L’Istituto italiano di cultura di Stoccolma ospita, il 21 marzo 2025, un incontro con Luca Lo Pinto, direttore artistico del Macro, Museo di Arte Contemporanea di Roma.
Il tema della conferenza sarà il Museo per l’Immaginazione Preventiva, l’ innovativo programma realizzato al Macro e concepito come un laboratorio sperimentale dove esplorare una struttura interdisciplinare flessibile.
Il progetto ha posto al centro gli artisti e il loro pensiero creativo, affiancando alle attività museali tradizionali una serie di esperimenti e progetti caratterizzati da diverse dimensioni spaziali e temporali.
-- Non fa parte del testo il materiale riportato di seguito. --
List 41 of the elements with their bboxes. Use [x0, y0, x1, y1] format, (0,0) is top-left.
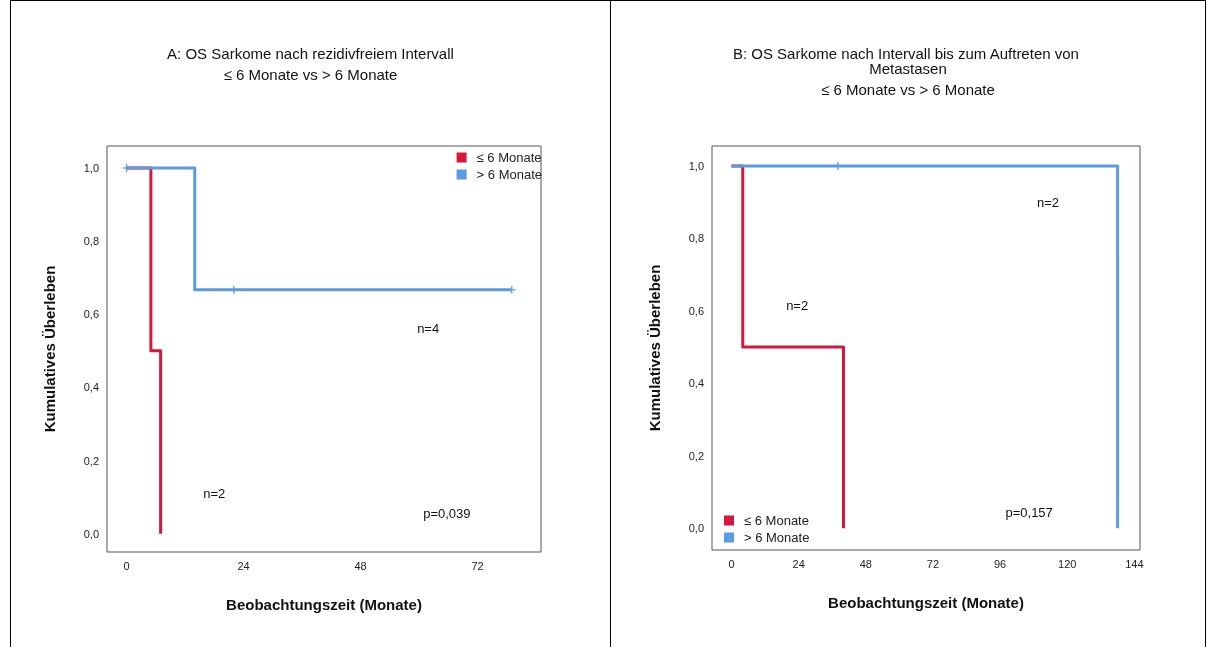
chart-subtitle: ≤ 6 Monate vs > 6 Monate — [223, 66, 398, 83]
x-tick-label: 24 — [237, 559, 250, 572]
chart-title: B: OS Sarkome nach Intervall bis zum Auftreten von Metastasen — [732, 45, 1084, 77]
annotation: n=2 — [203, 485, 226, 501]
y-axis-title: Kumulatives Überleben — [41, 265, 58, 433]
y-tick-label: 0,0 — [83, 527, 99, 540]
y-tick-label: 0,2 — [688, 449, 704, 462]
x-tick-label: 72 — [471, 559, 484, 572]
y-tick-label: 0,4 — [83, 381, 99, 394]
chart-title: A: OS Sarkome nach rezidivfreiem Intervall — [167, 45, 454, 62]
x-axis-title: Beobachtungszeit (Monate) — [226, 596, 422, 613]
y-tick-label: 1,0 — [688, 159, 704, 172]
y-tick-label: 0,8 — [83, 235, 99, 248]
annotation: n=2 — [1036, 195, 1060, 211]
legend-label: ≤ 6 Monate — [476, 150, 542, 165]
x-tick-label: 144 — [1125, 557, 1144, 570]
y-tick-label: 0,8 — [688, 232, 704, 245]
x-tick-label: 24 — [792, 557, 805, 570]
y-tick-label: 1,0 — [83, 161, 99, 174]
y-tick-label: 0,2 — [83, 454, 99, 467]
x-tick-label: 48 — [354, 559, 367, 572]
annotation: p=0,039 — [423, 505, 471, 521]
x-axis-title: Beobachtungszeit (Monate) — [828, 594, 1024, 611]
x-tick-label: 120 — [1058, 557, 1077, 570]
annotation: n=4 — [417, 321, 440, 337]
x-tick-label: 0 — [728, 557, 735, 570]
y-tick-label: 0,6 — [83, 308, 99, 321]
legend-label: ≤ 6 Monate — [744, 513, 809, 528]
x-tick-label: 0 — [123, 559, 130, 572]
y-tick-label: 0,6 — [688, 304, 704, 317]
annotation: n=2 — [786, 298, 809, 314]
chart-subtitle: ≤ 6 Monate vs > 6 Monate — [821, 81, 995, 98]
x-tick-label: 96 — [994, 557, 1007, 570]
x-tick-label: 72 — [926, 557, 940, 570]
x-tick-label: 48 — [859, 557, 872, 570]
y-tick-label: 0,4 — [688, 377, 704, 390]
y-tick-label: 0,0 — [688, 522, 704, 535]
y-axis-title: Kumulatives Überleben — [646, 264, 663, 432]
legend-label: > 6 Monate — [744, 530, 810, 545]
annotation: p=0,157 — [1005, 504, 1053, 520]
legend-label: > 6 Monate — [476, 167, 542, 182]
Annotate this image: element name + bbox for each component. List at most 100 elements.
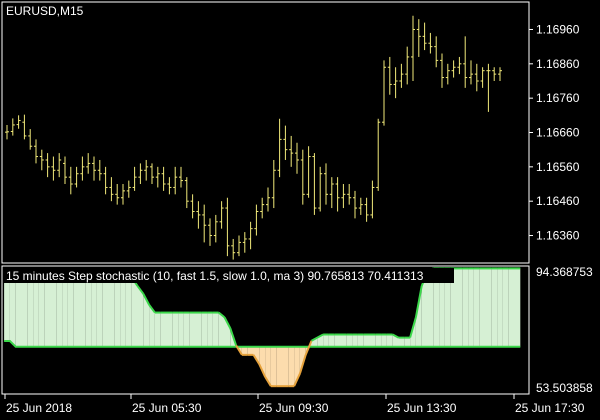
price-bar: [237, 235, 241, 257]
indicator-fill-down: [241, 346, 248, 355]
main-line-segment: [148, 304, 156, 314]
price-bar: [161, 166, 166, 191]
main-line-segment: [252, 354, 261, 365]
indicator-fill-up: [67, 277, 74, 347]
price-bar: [10, 118, 15, 136]
price-bars: [5, 15, 502, 260]
price-pane: 1.16960 1.16860 1.16760 1.16660 1.16560 1.164…: [1, 1, 580, 264]
indicator-fill-up: [56, 277, 63, 347]
indicator-fill-up: [172, 312, 179, 347]
price-bar: [324, 163, 328, 205]
indicator-fill-up: [415, 285, 422, 347]
price-bar: [428, 32, 433, 54]
indicator-fill-up: [96, 277, 103, 347]
main-line-segment: [311, 336, 318, 342]
price-bar: [121, 184, 125, 205]
price-bar: [138, 163, 143, 185]
price-bar: [271, 159, 276, 209]
price-bar: [329, 177, 334, 209]
price-bar: [347, 184, 352, 205]
indicator-fill-up: [33, 277, 39, 347]
price-bar: [173, 166, 178, 195]
price-tick-label: 1.16660: [536, 126, 580, 140]
price-tick-label: 1.16960: [536, 22, 580, 36]
indicator-tick-label: 94.368753: [536, 265, 593, 279]
price-bar: [451, 60, 456, 78]
price-bar: [213, 214, 218, 243]
indicator-fill-up: [491, 268, 498, 347]
indicator-fill-down: [282, 346, 289, 387]
indicator-fill-up: [212, 312, 219, 347]
indicator-fill-up: [91, 277, 97, 347]
indicator-axis: 94.368753 53.503858: [536, 265, 593, 395]
price-bar: [480, 67, 485, 88]
main-line-segment: [218, 311, 226, 319]
indicator-fill-up: [195, 312, 202, 347]
price-bar: [225, 197, 230, 257]
indicator-fill-up: [334, 334, 341, 347]
price-bar: [80, 156, 85, 181]
indicator-fill-up: [404, 337, 411, 347]
indicator-fill-up: [444, 268, 451, 347]
main-line-segment: [136, 285, 145, 295]
price-bar: [167, 177, 172, 195]
main-line-segment: [235, 344, 243, 356]
price-bar: [469, 60, 473, 85]
price-bar: [277, 118, 282, 178]
indicator-fill-up: [439, 268, 445, 347]
price-bar: [416, 19, 421, 57]
main-line-segment: [392, 333, 399, 339]
indicator-fill-up: [73, 277, 80, 347]
indicator-fill-up: [328, 334, 335, 347]
price-bar: [92, 156, 96, 181]
main-line-segment: [293, 373, 301, 387]
price-bar: [39, 149, 44, 171]
indicator-fill-up: [15, 277, 22, 347]
indicator-fill-up: [427, 268, 434, 347]
time-tick-label: 25 Jun 13:30: [387, 401, 457, 415]
indicator-fill-up: [62, 277, 68, 347]
price-bar: [242, 232, 247, 253]
main-line-segment: [304, 340, 313, 356]
price-bar: [393, 67, 398, 99]
price-bar: [289, 135, 294, 167]
indicator-fill-up: [201, 312, 208, 347]
indicator-fill-down: [265, 346, 271, 387]
indicator-fill-up: [149, 304, 155, 347]
main-line-segment: [229, 327, 238, 346]
indicator-fill-up: [114, 277, 121, 347]
indicator-fill-up: [38, 277, 45, 347]
indicator-fill-down: [259, 346, 266, 377]
price-bar: [86, 153, 91, 174]
time-tick-label: 25 Jun 09:30: [259, 401, 329, 415]
indicator-fill-up: [323, 334, 329, 347]
price-bar: [312, 153, 317, 215]
indicator-pane-frame: [1, 265, 530, 395]
indicator-fill-up: [398, 337, 405, 347]
price-bar: [445, 63, 450, 85]
indicator-pane: 15 minutes Step stochastic (10, fast 1.5…: [1, 265, 593, 395]
price-bar: [231, 238, 236, 260]
price-axis: 1.16960 1.16860 1.16760 1.16660 1.16560 1.164…: [529, 22, 580, 243]
price-bar: [126, 180, 131, 198]
main-line-segment: [298, 354, 307, 374]
indicator-fill-up: [311, 337, 318, 347]
price-bar: [45, 153, 50, 178]
price-bar: [335, 177, 340, 212]
indicator-fill-up: [514, 268, 521, 347]
indicator-fill-up: [421, 271, 428, 347]
price-bar: [283, 125, 288, 160]
price-bar: [202, 204, 207, 243]
indicator-fill-up: [456, 268, 463, 347]
price-bar: [219, 201, 224, 229]
signal-line: [4, 340, 521, 348]
price-bar: [266, 187, 270, 212]
indicator-title-backdrop: [4, 268, 454, 283]
indicator-fill-up: [108, 277, 115, 347]
indicator-fill-down: [247, 346, 254, 355]
price-bar: [474, 63, 479, 92]
price-bar: [411, 15, 415, 81]
price-bar: [68, 166, 73, 195]
indicator-fill-down: [270, 346, 277, 387]
price-bar: [341, 184, 346, 209]
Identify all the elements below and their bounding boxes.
Attraverso questo approccio, il programma ha esplorato modelli alternativi in cui l’immaginazione diventa il principale catalizzatore per riflettere sul significato della produzione artistica e della sua ricezione.
Luca Lo Pinto, prima di diventare direttore artistico del Macro ha ricoperto il ruolo di curatore presso la Kunsthalle Wien dal 2014 al 2019 e ha curato numerose mostre personali di artisti di rilievo internazionale. I suoi saggi sono stati pubblicati in numerosi cataloghi e riviste internazionali.